In this section, an attempt is made to introduce a new alternative scheme to generate the sequence of the forecasts by computing a weighted average of the last three alternative methods. The weights used are the reciprocals of the MSE of the methods. The rationale behind this is that a method with large mean square forecasting errors (MSE) (i.e., less reliability) should be given a smaller weight. The suggested name for the new method is “weighted average scheme.” The four forecasting alternative schemes are applied using the estimated GARCHSK models for stock and exchange rate return series, which are given in the previous section and the results are shown in **Table 8**.

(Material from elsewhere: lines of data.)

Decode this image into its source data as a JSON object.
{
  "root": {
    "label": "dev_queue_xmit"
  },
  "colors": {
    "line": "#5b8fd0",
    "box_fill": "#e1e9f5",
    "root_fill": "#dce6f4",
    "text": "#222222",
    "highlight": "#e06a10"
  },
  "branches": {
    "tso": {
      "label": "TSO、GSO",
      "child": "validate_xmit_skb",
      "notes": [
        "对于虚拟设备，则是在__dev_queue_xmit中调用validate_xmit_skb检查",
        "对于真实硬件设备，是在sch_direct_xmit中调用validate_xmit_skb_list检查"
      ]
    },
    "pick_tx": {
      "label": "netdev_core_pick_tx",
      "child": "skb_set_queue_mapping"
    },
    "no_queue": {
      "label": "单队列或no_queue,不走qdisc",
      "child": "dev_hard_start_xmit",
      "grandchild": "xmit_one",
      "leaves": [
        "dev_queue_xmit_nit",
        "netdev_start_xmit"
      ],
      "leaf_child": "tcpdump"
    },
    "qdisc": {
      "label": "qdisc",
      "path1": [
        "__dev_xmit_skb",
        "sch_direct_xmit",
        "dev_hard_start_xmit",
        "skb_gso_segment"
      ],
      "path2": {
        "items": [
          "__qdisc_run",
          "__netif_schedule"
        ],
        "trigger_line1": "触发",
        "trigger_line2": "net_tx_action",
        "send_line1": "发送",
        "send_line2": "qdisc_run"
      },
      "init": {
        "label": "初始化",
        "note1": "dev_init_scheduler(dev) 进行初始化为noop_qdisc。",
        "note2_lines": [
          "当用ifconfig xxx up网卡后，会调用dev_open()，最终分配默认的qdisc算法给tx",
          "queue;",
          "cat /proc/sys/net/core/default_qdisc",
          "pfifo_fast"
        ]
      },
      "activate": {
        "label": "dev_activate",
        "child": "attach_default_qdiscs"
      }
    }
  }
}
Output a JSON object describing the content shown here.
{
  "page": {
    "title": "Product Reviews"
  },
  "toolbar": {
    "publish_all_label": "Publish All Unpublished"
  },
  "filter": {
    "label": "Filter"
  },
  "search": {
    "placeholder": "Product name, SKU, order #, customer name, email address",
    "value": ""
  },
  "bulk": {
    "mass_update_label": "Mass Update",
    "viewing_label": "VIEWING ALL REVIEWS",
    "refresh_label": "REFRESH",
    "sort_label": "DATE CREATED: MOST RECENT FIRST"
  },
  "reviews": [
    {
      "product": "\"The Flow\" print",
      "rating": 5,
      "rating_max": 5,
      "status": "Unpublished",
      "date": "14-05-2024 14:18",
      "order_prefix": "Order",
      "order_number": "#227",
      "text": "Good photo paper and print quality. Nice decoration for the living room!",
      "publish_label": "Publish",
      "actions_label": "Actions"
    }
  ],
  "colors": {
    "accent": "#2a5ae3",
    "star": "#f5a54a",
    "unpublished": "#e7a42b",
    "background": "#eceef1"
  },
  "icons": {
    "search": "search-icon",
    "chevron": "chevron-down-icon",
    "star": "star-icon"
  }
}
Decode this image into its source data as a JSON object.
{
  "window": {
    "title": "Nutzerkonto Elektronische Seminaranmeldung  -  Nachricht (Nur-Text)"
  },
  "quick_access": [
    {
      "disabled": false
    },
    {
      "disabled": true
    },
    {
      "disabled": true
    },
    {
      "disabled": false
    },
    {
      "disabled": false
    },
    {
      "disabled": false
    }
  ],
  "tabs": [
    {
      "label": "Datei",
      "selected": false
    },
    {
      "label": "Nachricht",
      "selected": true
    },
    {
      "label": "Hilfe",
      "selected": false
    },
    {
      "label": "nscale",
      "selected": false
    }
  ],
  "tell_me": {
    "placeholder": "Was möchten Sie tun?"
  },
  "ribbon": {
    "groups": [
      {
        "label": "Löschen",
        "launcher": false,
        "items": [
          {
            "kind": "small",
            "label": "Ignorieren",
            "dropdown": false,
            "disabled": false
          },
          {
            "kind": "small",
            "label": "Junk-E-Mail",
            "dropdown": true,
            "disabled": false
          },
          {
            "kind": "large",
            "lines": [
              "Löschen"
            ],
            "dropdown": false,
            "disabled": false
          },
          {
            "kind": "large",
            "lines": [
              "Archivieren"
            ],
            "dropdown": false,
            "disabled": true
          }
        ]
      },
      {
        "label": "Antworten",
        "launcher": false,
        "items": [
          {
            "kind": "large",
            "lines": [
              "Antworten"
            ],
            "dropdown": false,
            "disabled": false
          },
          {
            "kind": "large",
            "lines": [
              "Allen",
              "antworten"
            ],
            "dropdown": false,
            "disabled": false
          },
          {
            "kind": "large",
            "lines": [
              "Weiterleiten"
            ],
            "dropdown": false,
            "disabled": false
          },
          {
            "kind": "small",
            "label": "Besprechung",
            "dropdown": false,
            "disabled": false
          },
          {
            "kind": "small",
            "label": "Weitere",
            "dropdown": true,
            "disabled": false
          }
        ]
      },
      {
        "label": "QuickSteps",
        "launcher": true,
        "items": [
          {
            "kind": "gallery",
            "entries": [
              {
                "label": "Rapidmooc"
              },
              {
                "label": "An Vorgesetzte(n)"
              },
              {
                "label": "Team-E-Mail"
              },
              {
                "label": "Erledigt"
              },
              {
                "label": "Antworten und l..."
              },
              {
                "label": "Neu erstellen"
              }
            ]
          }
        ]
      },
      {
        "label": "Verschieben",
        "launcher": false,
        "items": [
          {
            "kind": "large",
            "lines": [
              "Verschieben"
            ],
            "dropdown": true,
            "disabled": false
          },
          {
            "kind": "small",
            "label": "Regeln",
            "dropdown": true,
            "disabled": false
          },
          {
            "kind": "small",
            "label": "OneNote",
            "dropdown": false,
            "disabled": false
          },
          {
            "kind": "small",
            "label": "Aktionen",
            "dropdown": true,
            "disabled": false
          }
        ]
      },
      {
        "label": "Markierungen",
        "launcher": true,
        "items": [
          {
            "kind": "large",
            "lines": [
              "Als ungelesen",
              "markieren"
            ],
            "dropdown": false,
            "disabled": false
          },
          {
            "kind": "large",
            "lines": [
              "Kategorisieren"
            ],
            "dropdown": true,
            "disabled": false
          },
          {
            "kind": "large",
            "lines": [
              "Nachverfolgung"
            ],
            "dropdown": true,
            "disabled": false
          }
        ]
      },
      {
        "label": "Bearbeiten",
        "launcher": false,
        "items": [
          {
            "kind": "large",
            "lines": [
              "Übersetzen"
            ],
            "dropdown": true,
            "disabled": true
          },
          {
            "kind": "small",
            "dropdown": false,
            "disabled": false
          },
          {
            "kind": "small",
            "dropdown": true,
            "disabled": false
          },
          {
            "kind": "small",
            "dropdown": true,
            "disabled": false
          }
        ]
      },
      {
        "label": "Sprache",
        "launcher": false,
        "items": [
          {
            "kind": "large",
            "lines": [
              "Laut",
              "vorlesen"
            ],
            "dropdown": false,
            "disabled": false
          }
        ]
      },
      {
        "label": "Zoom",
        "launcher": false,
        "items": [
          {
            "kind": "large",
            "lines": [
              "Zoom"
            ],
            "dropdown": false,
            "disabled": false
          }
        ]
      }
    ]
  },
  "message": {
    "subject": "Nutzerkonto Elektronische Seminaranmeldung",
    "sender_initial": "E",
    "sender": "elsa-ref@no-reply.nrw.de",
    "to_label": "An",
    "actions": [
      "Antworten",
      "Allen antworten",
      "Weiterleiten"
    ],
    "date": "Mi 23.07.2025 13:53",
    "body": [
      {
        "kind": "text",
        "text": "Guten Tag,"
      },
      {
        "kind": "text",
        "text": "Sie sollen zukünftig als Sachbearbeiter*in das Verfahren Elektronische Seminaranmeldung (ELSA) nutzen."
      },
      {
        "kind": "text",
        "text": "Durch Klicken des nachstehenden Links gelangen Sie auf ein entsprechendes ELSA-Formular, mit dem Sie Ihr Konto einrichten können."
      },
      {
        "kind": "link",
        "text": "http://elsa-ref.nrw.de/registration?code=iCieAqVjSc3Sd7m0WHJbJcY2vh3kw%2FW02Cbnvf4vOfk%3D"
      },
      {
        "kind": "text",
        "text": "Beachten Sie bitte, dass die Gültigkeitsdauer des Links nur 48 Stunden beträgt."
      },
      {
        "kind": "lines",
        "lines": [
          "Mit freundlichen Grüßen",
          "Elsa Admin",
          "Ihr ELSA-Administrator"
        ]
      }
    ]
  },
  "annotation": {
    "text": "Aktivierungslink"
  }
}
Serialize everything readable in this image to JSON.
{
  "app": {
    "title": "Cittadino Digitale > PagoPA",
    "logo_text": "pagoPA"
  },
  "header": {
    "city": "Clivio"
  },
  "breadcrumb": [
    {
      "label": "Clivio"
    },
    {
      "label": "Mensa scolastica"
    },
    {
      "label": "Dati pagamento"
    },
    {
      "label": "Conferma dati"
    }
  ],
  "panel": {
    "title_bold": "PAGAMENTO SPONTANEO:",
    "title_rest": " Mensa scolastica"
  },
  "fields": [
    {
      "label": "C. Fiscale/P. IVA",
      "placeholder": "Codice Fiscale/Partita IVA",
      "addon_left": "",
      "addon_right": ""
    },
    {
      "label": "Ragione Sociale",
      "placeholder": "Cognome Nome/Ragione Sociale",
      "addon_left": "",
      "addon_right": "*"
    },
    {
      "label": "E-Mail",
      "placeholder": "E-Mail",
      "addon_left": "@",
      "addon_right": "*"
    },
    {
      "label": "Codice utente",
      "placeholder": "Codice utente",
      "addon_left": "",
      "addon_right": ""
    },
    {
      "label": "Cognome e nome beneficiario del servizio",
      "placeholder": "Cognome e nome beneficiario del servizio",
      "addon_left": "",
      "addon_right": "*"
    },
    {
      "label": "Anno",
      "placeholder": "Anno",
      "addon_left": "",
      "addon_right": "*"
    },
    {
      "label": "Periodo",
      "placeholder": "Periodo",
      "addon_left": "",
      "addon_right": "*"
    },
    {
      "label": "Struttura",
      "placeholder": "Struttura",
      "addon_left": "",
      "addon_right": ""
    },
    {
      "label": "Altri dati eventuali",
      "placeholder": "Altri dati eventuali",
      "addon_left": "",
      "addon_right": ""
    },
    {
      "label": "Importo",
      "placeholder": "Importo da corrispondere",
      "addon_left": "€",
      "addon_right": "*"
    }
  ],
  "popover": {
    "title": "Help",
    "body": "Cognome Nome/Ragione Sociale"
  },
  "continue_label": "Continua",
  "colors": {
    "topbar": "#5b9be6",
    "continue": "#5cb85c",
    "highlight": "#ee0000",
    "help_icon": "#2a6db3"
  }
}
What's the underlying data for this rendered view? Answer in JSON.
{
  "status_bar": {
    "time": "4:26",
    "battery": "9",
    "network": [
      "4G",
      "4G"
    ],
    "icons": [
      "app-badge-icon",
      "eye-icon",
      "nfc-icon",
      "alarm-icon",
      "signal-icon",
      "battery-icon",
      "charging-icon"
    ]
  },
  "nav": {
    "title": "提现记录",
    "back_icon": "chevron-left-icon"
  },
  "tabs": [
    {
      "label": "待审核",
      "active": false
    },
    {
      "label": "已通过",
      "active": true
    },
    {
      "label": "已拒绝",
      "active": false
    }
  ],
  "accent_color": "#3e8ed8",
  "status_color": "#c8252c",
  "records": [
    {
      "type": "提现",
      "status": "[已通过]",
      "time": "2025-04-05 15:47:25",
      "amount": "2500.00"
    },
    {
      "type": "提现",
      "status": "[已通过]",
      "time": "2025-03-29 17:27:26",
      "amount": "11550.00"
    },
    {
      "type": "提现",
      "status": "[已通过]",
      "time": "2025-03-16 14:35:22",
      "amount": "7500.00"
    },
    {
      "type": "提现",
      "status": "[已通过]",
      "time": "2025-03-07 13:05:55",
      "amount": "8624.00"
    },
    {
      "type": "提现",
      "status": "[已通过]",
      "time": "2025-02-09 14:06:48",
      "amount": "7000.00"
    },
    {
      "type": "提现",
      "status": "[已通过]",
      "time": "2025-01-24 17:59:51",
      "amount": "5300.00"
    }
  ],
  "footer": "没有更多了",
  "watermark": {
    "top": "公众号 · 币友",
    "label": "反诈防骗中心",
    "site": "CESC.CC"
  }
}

**Table 8** presents the averages of the mean square forecasting errors over all levels of out-of-sample forecast (*P* = 200, 400, 600, 800, 1000) for the recursive, rolling, fixed, and weighted average schemes for all daily returns of stock and exchange rate series. The results show that the average forecasting mean squares errors for the four forecasting methods for all return series differ only either in the second decimal place or third decimal place. Although the weighted method shows clear superiority to the recursive and fixed methods, it failed to beat the rolling method which outperforms all other three methods in these data. We attribute the fair performance of weighted method compared to the rolling method possibly because of the small differences in the mean square errors of the un-weighted methods. We expect it to perform better in cases, where the three methods differ markedly with respect to their mean square errors.

## 5. Conclusions

This chapter proposes a GARCH-type model that allowing for time-varying volatility, skewness, and kurtosis where assuming a Johnson’s SU distribution for the error term. Models estimated using daily returns of five stock indices and five exchange rate series. The results indicate significant presence of conditional volatility, skewness, and kurtosis. Moreover, it is found that specifications allowing for time-varying skewness and kurtosis outperform specifications with constant third and fourth moments. Also, a weighted average forecasting scheme is introduced to generate the sequence of the forecasts by computing a weighted average of the three alternative methods namely the recursive, rolling, and fixed schemes are suggested. The results showed that the weighted average scheme did not show clear superiority to the other three methods. Further work will consider linear and nonlinear combining methods and different forecasting horizons to forecast stock and return series.